Trump has sent thousands of active-duty troops to the U.S.-Mexico border in an attempted justification of his caravan fear-mongering; meanwhile, the number of migrants traveling with the group continues to shrink and it remains legal for the migrants to claim asylum at a port of entry along the border.

Advertisement

Reporters have noted the similarities to the 2014 midterm elections, when Republicans fear-mongered about Ebola and ISIS en route to taking back control of the Senate. Forty-three percent of respondents in an October 2014 poll said they “were worried about the possibility that they or someone in their immediate family might catch Ebola.” A total of four Americans wound up being diagnosed with Ebola.

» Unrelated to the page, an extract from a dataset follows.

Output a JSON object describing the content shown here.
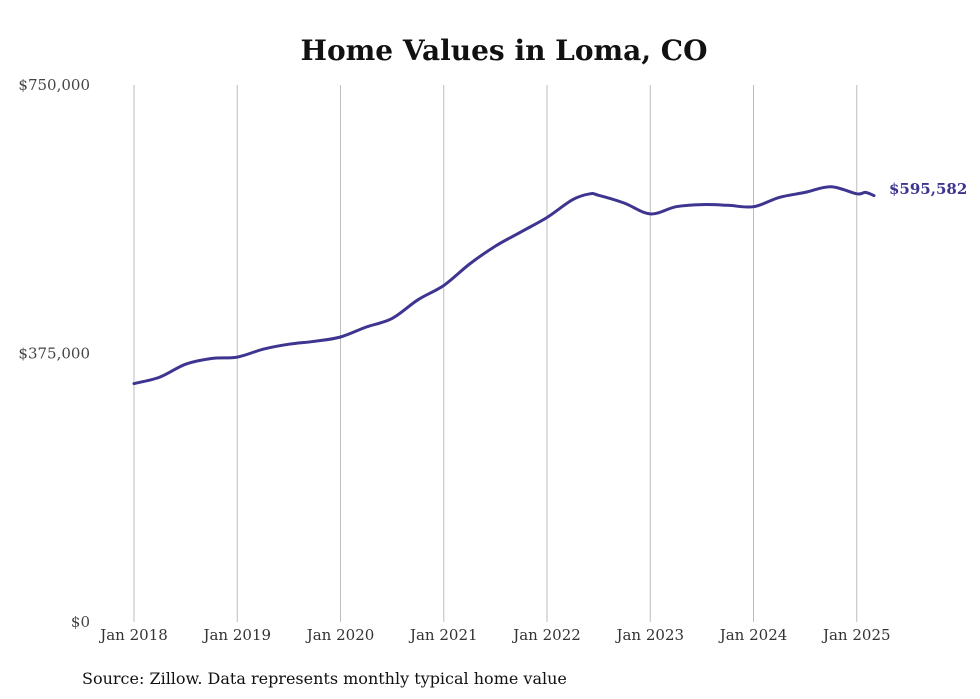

In addition to contributing to the “melting pot” of American culture, immigrants are also very important to the U.S. economy, as a 2015 ThinkProgress piece explained.

An April 2015 Institute on Taxation and Economy policy study found that undocumented immigrants paid $11.84 billion in state and local taxes in 2012. Immigrants also are 30 percent more likely than non-immigrants to start a business in the country and their businesses create jobs for American workers. And immigrants boost the earnings of American workers by about 0.7 percent, according to a University of California at Davis study.